The gift and the curse of feeling everything so deeply.

By Cristian Newman on Unsplash

There is some subject matter from which I have to protect myself. I’ve learned this as I’ve grown in self-awareness and understanding. That is why I could not watch the Trayvon Martin docuseries, why I can barely stomach the news, and cannot read too many stories about the violation and abuse of children. I absorb enough knowledge to be informed on important events and issues, but can’t go much further than that.

It’s just too heavy at times, the weight of it all. Most of us are incensed, offended and even saddened by the terrible things that happen in our world, and the awful things done to and by other human beings. But for some of us, it goes a step further, becoming overwhelming and incredibly draining because you feel the pain of others just as deeply and often even more so than your own. In addition to general outrage and sorrow, there can sometimes come a feeling of not even wanting to be here — in this world, with people who do commit these atrocities. That’s not to say that you want to remove yourself from existence, it just becomes increasingly difficult to identify the point of it all.

If this is you, you are likely an empath. Welcome.

Not exclusively in the paranormal sense, but an empath is defined as: one who experiences the emotions of others : a person who has empathy for others. You want to turn it off — your thoughts and unrelenting internal responses that prevent you from just “getting over it,” but you can’t. When everyone else has discussed, expressed frustration and moved on with their days, you seem to remain stuck in that place a little while longer.

The sensation is magnified when someone whom you actually have a relationship with is involved. You literally cannot stand to see a person that you love mistreated or hurting. You can feel their sadness, even if they have yet to verbalize it, and see past what may be visible on the surface, such as fake smiles. While others may be able to simply mind their own business and avoid emotional attachment to the situation, your heightened sense of awareness and intuition won’t allow you. It keeps you awake at night, worrying and lamenting scenarios both true and a figment of your empathetic imagination. I’ve done it. And it makes you sick.

As a result, sometimes there are actual people that you must protect yourself from. Those who are self-destructive, who are unwilling to take the necessary steps to better the quality of their lives and live in a constant state of turmoil. They will absolutely bleed your spirit dry.

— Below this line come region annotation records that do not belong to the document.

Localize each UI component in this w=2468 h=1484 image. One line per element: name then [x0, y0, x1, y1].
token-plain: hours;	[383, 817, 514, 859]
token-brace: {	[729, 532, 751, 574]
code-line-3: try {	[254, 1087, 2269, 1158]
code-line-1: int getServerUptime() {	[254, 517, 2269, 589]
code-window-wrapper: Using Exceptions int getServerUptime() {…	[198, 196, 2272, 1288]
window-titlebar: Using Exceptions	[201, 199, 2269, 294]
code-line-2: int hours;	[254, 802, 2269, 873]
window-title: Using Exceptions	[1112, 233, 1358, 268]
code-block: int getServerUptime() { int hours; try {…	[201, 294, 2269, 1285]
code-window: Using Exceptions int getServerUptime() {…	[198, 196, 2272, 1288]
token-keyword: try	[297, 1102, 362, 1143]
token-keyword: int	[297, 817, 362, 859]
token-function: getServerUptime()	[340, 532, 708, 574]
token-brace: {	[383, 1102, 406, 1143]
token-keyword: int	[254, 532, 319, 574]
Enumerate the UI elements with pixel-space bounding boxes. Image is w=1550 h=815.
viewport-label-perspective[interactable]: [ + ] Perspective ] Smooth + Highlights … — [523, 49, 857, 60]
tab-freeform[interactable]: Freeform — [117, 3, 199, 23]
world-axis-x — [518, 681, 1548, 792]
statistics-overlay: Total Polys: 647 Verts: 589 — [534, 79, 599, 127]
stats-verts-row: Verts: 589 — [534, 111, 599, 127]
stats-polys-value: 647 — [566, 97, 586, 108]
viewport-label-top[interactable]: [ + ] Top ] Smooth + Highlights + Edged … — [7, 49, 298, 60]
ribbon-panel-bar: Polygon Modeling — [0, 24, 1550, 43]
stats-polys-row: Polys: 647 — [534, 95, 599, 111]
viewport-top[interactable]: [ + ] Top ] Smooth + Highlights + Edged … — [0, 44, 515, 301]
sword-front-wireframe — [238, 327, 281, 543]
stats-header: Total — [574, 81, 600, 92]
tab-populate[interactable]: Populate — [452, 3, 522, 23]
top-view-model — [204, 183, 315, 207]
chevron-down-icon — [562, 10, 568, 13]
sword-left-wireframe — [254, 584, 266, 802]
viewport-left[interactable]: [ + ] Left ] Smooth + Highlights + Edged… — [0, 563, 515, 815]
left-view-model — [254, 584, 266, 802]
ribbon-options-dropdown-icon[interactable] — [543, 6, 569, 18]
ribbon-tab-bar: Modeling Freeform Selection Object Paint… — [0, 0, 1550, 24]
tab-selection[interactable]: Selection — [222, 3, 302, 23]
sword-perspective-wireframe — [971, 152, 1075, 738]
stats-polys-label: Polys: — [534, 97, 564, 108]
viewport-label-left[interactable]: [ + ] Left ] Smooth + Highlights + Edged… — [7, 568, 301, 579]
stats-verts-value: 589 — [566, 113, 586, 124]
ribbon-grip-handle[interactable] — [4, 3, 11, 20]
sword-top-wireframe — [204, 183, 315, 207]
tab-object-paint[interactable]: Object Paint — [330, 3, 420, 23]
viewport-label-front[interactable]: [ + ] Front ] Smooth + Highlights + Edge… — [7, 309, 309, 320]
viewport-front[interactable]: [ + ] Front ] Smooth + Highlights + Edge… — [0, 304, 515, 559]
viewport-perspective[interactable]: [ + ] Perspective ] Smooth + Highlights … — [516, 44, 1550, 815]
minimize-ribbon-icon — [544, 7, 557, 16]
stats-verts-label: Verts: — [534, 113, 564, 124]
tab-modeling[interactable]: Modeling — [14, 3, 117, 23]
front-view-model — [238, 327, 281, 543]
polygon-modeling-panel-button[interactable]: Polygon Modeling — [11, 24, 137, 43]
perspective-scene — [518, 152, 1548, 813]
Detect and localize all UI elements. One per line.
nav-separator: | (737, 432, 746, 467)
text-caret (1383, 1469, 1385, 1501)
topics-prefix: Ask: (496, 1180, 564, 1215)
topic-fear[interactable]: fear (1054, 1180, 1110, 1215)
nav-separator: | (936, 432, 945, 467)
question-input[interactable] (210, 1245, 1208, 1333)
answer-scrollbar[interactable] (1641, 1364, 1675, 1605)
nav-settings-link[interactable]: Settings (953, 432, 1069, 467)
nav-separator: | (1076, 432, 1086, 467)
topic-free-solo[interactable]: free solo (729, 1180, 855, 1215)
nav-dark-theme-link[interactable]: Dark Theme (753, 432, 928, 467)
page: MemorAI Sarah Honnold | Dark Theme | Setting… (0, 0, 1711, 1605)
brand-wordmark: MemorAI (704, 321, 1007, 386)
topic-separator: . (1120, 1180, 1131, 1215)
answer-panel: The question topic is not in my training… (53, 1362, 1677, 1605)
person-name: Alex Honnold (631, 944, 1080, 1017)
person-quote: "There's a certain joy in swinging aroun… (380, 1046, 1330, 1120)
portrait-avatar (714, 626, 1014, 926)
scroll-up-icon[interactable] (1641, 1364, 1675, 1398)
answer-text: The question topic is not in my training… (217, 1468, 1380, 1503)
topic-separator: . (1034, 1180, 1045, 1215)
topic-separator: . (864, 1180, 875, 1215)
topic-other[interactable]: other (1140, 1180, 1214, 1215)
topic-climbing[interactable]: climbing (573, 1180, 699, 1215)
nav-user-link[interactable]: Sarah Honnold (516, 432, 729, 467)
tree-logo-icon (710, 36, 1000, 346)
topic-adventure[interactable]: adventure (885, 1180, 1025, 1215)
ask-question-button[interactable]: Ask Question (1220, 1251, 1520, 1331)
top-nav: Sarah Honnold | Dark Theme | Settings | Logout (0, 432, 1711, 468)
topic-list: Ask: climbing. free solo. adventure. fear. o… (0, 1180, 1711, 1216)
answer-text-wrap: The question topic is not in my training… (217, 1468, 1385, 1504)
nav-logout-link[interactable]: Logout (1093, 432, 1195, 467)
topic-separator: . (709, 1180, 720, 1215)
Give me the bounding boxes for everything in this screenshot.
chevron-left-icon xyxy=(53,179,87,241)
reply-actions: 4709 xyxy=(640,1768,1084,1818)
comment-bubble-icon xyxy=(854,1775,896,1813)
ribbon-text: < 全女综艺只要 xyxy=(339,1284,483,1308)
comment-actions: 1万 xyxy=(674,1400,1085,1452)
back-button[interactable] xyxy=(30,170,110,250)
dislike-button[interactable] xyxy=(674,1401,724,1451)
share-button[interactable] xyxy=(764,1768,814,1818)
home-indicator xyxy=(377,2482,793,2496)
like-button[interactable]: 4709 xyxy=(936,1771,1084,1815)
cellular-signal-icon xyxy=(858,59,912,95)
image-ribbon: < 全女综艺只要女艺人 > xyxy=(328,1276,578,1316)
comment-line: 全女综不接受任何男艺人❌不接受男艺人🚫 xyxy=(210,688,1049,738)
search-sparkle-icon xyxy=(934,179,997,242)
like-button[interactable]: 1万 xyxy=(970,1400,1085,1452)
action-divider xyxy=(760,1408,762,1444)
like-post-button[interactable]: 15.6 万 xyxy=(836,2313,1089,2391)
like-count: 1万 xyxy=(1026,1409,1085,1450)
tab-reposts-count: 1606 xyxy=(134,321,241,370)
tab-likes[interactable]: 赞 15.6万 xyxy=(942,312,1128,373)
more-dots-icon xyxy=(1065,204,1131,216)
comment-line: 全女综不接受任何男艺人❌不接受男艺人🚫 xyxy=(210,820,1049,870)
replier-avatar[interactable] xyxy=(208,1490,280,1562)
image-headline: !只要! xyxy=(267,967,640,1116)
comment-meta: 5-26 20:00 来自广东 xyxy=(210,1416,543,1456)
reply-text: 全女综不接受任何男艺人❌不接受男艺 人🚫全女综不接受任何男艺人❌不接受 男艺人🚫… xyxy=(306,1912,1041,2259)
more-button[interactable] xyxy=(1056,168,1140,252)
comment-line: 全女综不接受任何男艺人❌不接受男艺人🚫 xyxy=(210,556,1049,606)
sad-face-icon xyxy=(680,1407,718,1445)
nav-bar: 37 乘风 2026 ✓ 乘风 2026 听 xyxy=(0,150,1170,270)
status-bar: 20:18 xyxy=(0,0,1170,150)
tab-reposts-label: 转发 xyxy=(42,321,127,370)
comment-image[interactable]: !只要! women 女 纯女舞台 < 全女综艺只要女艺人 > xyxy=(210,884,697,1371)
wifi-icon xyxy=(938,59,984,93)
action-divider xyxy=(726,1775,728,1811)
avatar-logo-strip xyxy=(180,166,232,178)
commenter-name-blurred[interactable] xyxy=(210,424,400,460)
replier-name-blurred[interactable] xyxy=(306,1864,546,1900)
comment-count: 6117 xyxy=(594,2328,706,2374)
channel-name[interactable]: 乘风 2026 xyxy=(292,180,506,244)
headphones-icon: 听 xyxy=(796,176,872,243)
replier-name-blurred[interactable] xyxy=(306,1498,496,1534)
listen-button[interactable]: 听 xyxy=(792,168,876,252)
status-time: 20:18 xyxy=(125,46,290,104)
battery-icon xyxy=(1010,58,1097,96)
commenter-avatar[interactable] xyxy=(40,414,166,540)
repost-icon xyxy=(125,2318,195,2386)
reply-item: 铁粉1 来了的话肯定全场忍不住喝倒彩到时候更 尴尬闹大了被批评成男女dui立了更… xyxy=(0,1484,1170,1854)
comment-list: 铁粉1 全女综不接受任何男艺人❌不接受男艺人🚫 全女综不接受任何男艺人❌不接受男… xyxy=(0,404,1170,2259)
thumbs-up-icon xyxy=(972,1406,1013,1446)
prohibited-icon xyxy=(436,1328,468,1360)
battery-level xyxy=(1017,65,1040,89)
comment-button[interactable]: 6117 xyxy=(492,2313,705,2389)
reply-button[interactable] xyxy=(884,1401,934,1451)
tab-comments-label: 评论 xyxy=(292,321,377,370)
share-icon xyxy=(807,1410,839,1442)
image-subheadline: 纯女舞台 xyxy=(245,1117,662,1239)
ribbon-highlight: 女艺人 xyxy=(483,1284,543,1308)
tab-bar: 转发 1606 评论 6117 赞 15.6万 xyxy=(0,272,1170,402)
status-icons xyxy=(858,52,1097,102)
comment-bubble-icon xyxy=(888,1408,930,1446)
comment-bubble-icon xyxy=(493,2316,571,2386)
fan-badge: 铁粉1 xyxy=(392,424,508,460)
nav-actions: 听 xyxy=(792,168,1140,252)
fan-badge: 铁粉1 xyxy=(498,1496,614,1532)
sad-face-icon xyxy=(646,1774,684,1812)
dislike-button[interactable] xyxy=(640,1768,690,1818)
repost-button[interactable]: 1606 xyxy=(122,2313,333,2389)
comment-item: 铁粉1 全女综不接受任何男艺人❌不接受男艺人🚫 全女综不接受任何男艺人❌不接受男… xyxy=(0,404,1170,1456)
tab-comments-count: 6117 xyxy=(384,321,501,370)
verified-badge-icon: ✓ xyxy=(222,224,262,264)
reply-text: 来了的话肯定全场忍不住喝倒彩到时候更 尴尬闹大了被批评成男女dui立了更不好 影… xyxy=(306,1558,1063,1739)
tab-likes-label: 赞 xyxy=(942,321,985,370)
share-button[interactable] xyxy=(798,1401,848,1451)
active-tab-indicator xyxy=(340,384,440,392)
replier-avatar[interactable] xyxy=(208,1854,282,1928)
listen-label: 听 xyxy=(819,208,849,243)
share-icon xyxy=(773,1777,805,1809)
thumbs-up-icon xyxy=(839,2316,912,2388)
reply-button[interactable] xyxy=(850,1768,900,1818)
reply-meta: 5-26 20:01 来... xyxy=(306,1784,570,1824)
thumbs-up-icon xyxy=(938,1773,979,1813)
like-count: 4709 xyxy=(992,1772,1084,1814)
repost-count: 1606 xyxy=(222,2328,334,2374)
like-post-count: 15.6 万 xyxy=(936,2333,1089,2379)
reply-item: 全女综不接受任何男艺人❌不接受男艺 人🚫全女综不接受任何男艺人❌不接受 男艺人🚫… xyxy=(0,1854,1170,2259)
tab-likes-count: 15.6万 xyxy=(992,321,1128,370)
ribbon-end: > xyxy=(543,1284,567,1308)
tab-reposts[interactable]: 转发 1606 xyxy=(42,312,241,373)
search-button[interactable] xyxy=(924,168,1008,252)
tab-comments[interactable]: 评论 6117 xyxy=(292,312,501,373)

I remember crying every single day for months as a child, for what I thought at the time was no particular reason at all. I learned later of tumultuous circumstances playing out in my family behind the scenes, hidden away from the kids to ensure that we were alright. I felt that energy. I just didn’t know what it was. When questioned about my crying, I’d just say that I “felt sad.” It was as confusing to me as everyone else.

Being an empath can be mentally and emotionally trying. However, it also brings with it many positives. Empaths are hypersensitive people who because they feel things so profoundly, experience high levels of compassion, consideration, and understanding towards others. We don’t want anyone to feel pain, and certainly don’t want to be the cause of it. Common traits of empaths include being great listeners, peacemakers, and naturally expressive.

I’m sure that my empathetic tendencies have made me a better person. If I’m going to feel what you feel, then let it be empowering. Let it be love, patience, loyalty, and acceptance. Let it be freedom. I think carefully about the way that I treat others. Often, I overanalyze it. To think or have it expressed that I have inflicted unwarranted hurt onto another, tears me up inside. So, I do my best to treat others the way that I wish to be treated.

The challenge of the empath is in finding balance. Our natural reaction is to evade negative stimuli and withdraw from emotionally challenging situations. Such as my aforementioned inability to engage in things that display the worst of humankind. You must protect your energy but you can’t avoid life. The world needs you. It needs people who care without reason. Plus, interaction with others is imperative to your evolution.

I’ve learned to embrace my sensitivity. The key is to constantly take personal inventory and ensure that my self-protection is not, in fact, avoidance. Face life — the good, the bad, the ugly and in between. Don’t confuse bad people with a bad world, or allow them to hijack your ability to still see the good.

With every unfortunate pitfall that you may experience in being an empath, use it to fuel the more constructive and uplifting aspects. Use your superpowers for good.